Once again Frances laughs, “Our good friend Peter Lederer used to say it was just brilliant marketing.”
At this point Frances showed by a picture of her hubby with Alan Devreaux former head of the Scottish Tourist Board, at what I imagine was ScotHot – with an abbreviated version of the dish. She laughs, “He used to go to trade shows with a bin bag full of prawns and a side of salmon in his bag. Can you imagine health and safety if anyone did that now?”


Today you can still enjoy Lock 16 – the restaurant is open from June to September at the weekends, and people also use it for weddings and celebrations. During the week the seafood that the Crinan Hotel is famous for is served in The Seafood Bar.


Over the years Julia, her husband Jamie and brother Ross have dipped in and out when it comes to helping out at the hotel. At the moment Ross is painting and running his dad’s boat – he has refurbished it over last three years and he is now chartering it out. Says Julia, “Ross is running his charter business and takes guests out from the hotel. It is perfectly complimentary to what we do – when guests arrive they just want to get out on water and Ross can take them.”


Ross and Frances also do charters for artists taking them out to islands like Iona and Barra and do tutorials with them. The guests stay on shore and Frances and Ross stay on board, they also bring in guest artists from the islands for talks. This year there is a trip to the Broomielaw which will take in Portavadie, Arran and Rothesay finishing at the Broomielaw and a visit to Kelvingrove Art Gallery. They also do Art and Music Weekends at Crinan.
Julia meanwhile has been helping husband Jamie Spencer with his aid work Feedback Madagascar for the last 24 years. In fact she met him at Crinan, having returned there in 1994.
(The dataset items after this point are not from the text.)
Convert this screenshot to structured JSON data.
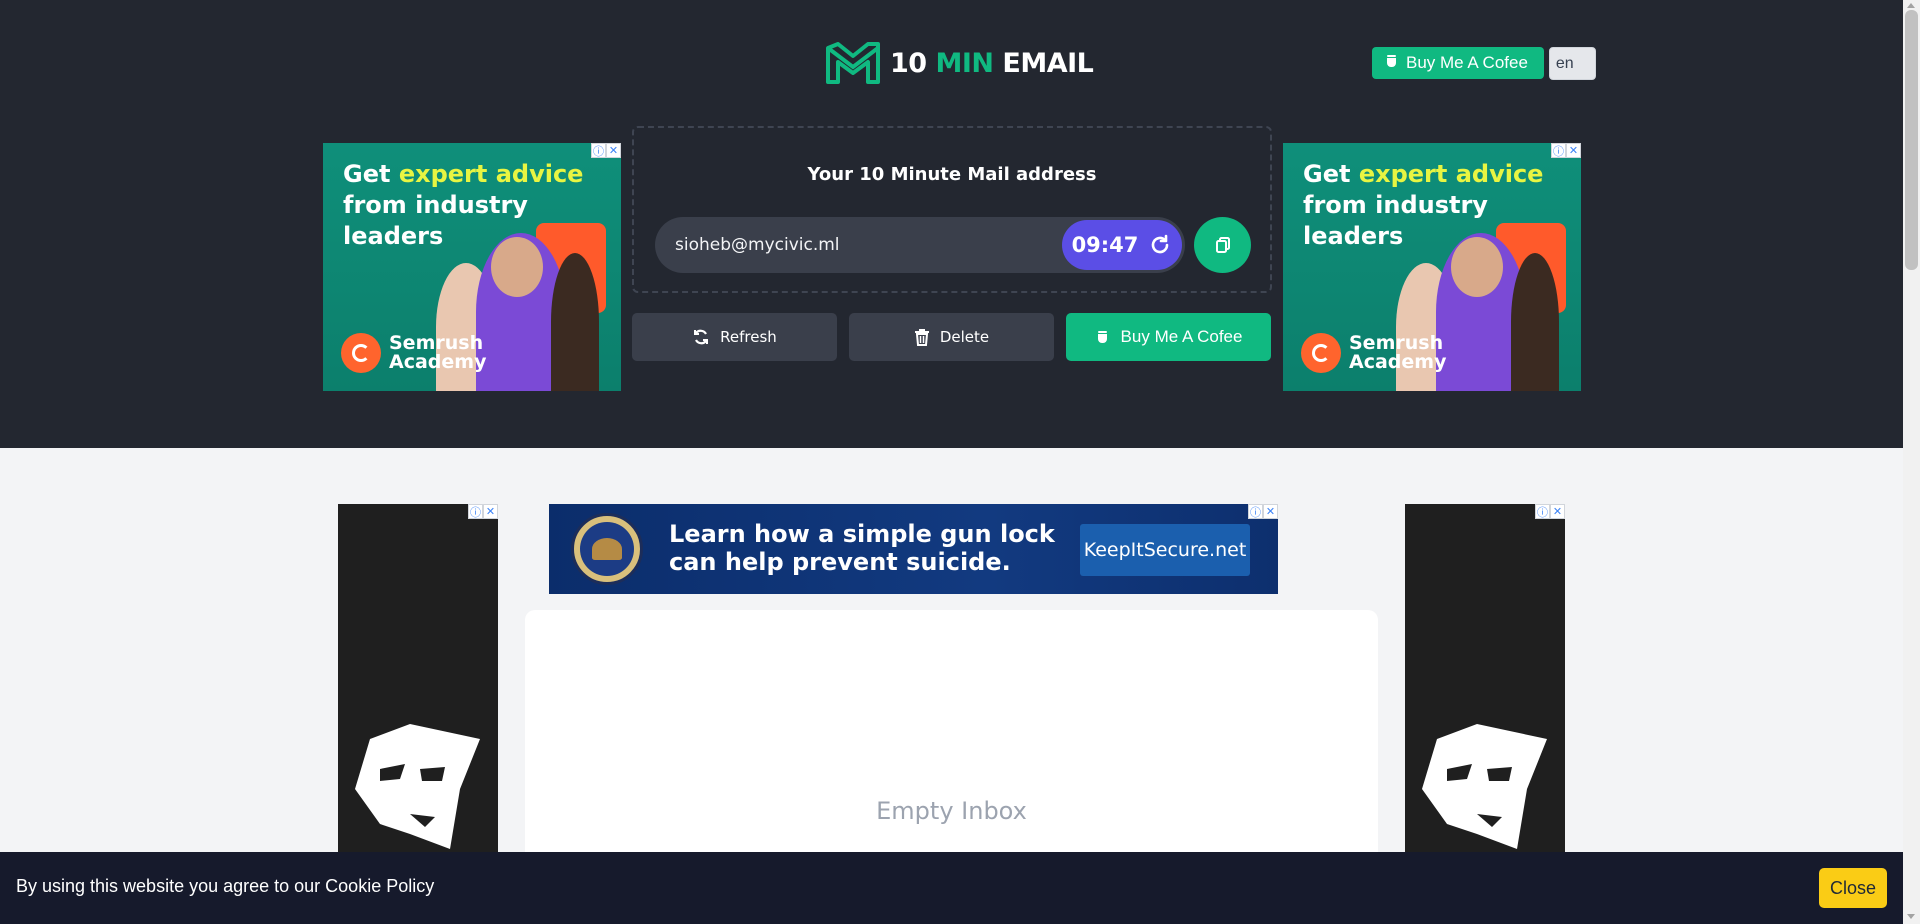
{
  "header": {
    "logo_prefix": "10 ",
    "logo_accent": "MIN",
    "logo_suffix": " EMAIL",
    "coffee_label": "Buy Me A Cofee",
    "language": "en"
  },
  "ad_square": {
    "headline_start": "Get ",
    "headline_accent": "expert advice",
    "headline_rest": "from industry leaders",
    "brand_line1": "Semrush",
    "brand_line2": "Academy"
  },
  "mail": {
    "title": "Your 10 Minute Mail address",
    "address": "sioheb@mycivic.ml",
    "timer": "09:47"
  },
  "actions": {
    "refresh_label": "Refresh",
    "delete_label": "Delete",
    "coffee_label": "Buy Me A Cofee"
  },
  "banner_ad": {
    "line1": "Learn how a simple gun lock",
    "line2": "can help prevent suicide.",
    "cta": "KeepItSecure.net"
  },
  "inbox": {
    "empty_text": "Empty Inbox"
  },
  "cookie": {
    "text": "By using this website you agree to our Cookie Policy",
    "close_label": "Close"
  },
  "colors": {
    "hero_bg": "#232730",
    "accent_green": "#10b981",
    "timer_purple": "#5b4ee6",
    "cookie_bg": "#161a2c",
    "close_yellow": "#facc15"
  },
  "icons": [
    "mail-logo-icon",
    "coffee-cup-icon",
    "refresh-icon",
    "trash-icon",
    "copy-icon",
    "adchoices-icon",
    "close-icon"
  ]
}
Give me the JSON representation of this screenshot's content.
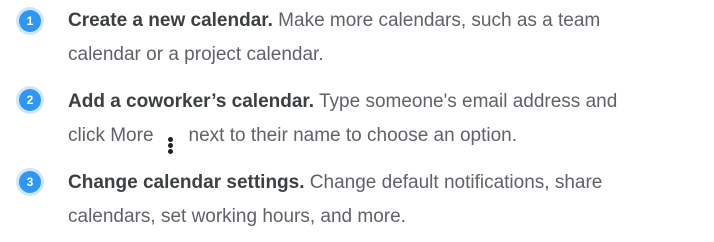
{
  "steps": [
    {
      "number": "1",
      "title": "Create a new calendar.",
      "line1": "Make more calendars, such as a team",
      "line2": "calendar or a project calendar."
    },
    {
      "number": "2",
      "title": "Add a coworker’s calendar.",
      "line1": "Type someone's email address and",
      "line2_before_icon": "click More",
      "line2_after_icon": "next to their name to choose an option.",
      "icon": "more-vert-icon"
    },
    {
      "number": "3",
      "title": "Change calendar settings.",
      "line1": "Change default notifications, share",
      "line2": "calendars, set working hours, and more."
    }
  ],
  "colors": {
    "badge": "#2f97f0",
    "title": "#3c4043",
    "body_text": "#5f6368"
  }
}
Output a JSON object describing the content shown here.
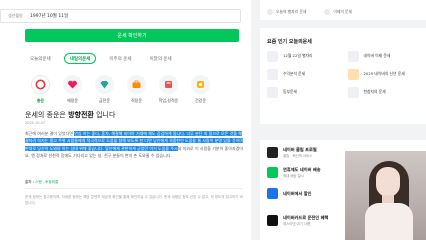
{
  "birth": {
    "label": "생년월일",
    "value": "1997년 10월 11일"
  },
  "fortune_button": "운세 확인하기",
  "tabs": [
    "오늘의운세",
    "내일의운세",
    "이주의 운세",
    "이달의 운세"
  ],
  "categories": [
    {
      "label": "총운",
      "icon": "circle-icon",
      "color": "#e53935"
    },
    {
      "label": "애정운",
      "icon": "heart-icon",
      "color": "#e91e63"
    },
    {
      "label": "금전운",
      "icon": "diamond-icon",
      "color": "#26a69a"
    },
    {
      "label": "직장운",
      "icon": "briefcase-icon",
      "color": "#fb8c00"
    },
    {
      "label": "학업,성적운",
      "icon": "book-icon",
      "color": "#ef5350"
    },
    {
      "label": "건강운",
      "icon": "health-icon",
      "color": "#ffb300"
    }
  ],
  "fortune": {
    "heading_prefix": "운세의 종운은 ",
    "heading_strong": "방향전환",
    "heading_suffix": " 입니다",
    "date": "2025.10.07",
    "body_before": "최근에 여러분 결이 있었다면 ",
    "body_highlight": "안심 하는 좋다, 혼자, 해결해 되어야 기대에 해도 갑갑하게 됩니다. 너무 분단 의 힘으로 모든 것을 해결하려 하지는 말고 주위 사람들에게 적극적으로 도움을 청해 보도록 한 다면 당신에게 귀중한인 도움을 줄 사람이 분명 있을 것이며 반대로 당신이 도와야 하는 상대 위해 좋습니다. 맞산에게 관한하게 굳었던 이거 도움을 주시",
    "body_after": "되 의외로 이 사람을 기분이 좋아지겠어요. 엔 정처로 선천적 장에도 기다리고 있는 날, 친구 분들이 변치 손 도와줄 수 있습니다.",
    "source_label": "출처 : ",
    "source_value": "스탠 - 토정비결",
    "disclaimer": "운세 정보는 참고용이며, 자세한 정보는 해당 콘텐츠 제공처 확인을 통해 확인하실 수 있습니다. 운세 내용은 정도 신빙 수 없고, 의 정도의 참고하기 바랍니다."
  },
  "top_links": [
    "오늘의 별자리 운세",
    "이제의 운세"
  ],
  "popular": {
    "title": "요즘 인기 오늘의운세",
    "items": [
      "12월 22일 별자리",
      "네이버 이제 운세",
      "수익분석 운세",
      "2025 네이버의 신년 운세",
      "동부운세",
      "천창지의 운세"
    ]
  },
  "news": [
    {
      "title": "네이버 클립 프로필",
      "sub": "클립 · 혁신적 서비스"
    },
    {
      "title": "연휴에도 네이버 배송",
      "sub": "최대 배송 일시"
    },
    {
      "title": "네이버에서 할인",
      "sub": ""
    },
    {
      "title": "네이버카드로 운전인 혜택",
      "sub": "제스티넷 여기 사용"
    }
  ]
}
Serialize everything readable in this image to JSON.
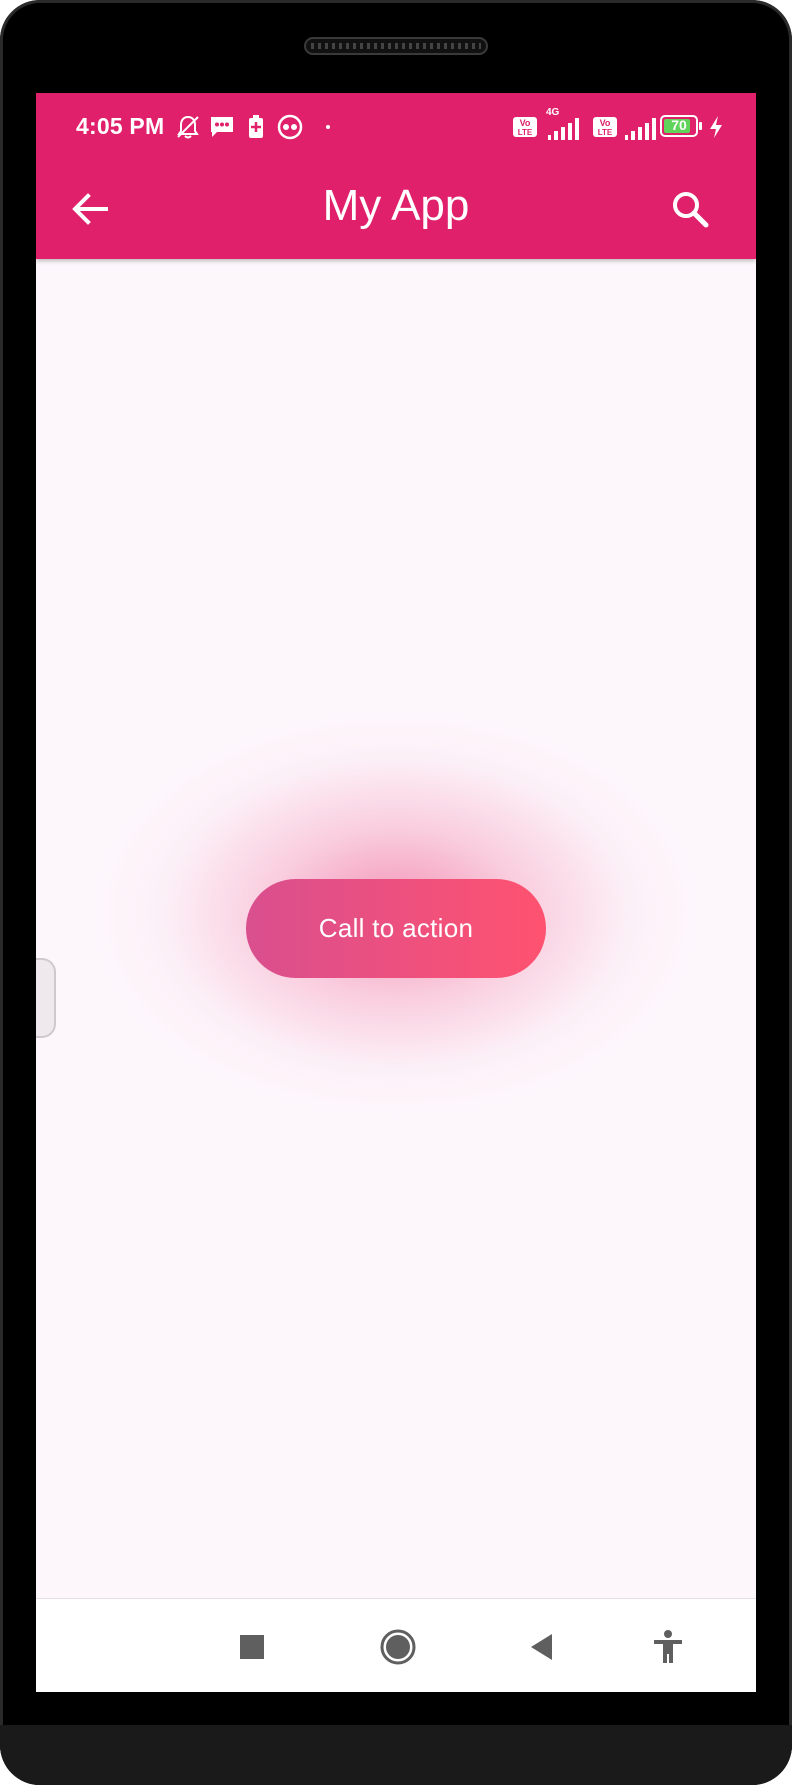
{
  "status_bar": {
    "time": "4:05 PM",
    "battery_level": "70",
    "network_label": "4G",
    "icons": [
      "bell-off-icon",
      "message-icon",
      "battery-saver-icon",
      "game-controller-icon",
      "dot-icon",
      "volte-icon",
      "signal-icon",
      "volte-icon",
      "signal-icon",
      "battery-icon",
      "charging-icon"
    ]
  },
  "app_bar": {
    "title": "My App",
    "back_icon": "arrow-back-icon",
    "search_icon": "search-icon",
    "color": "#e0206a"
  },
  "main": {
    "cta_label": "Call to action",
    "cta_gradient": [
      "#d94f8e",
      "#ff5270"
    ],
    "background": "#fdf7fc"
  },
  "nav_bar": {
    "buttons": [
      "recents-square-icon",
      "home-circle-icon",
      "back-triangle-icon",
      "accessibility-icon"
    ]
  }
}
She says, “I met Jamie within three weeks of coming home, and before long I was off to Madagascar and living in a hut. He received an OBE last year for his work.”

That also explains the Madagascar little shop at the hotel. Since her father died Julia has been spending time in Edinburgh, running a B&B, coaching singing and also being mum to her two sons – Archie and Jock. But now that the hotel is getting busier she will try to spend more time there.

Says Frances, “I know I can call on both Ross and Julia anytime. Neither of them get involved in the day to day business, but they are there for me.”
Part two next month… seriously this story could have run and run, I’ve another 1,000+ words of stories. The Ryan family created a Scottish hospitality institution with the Crinan Hotel and Frances is she says, ‘acting as a custodian’ for the next generation.

She concludes, “If we can all hang in there, I’m sure one of my grandsons, could be persuaded to take it on.” I’m sure Nick would love that.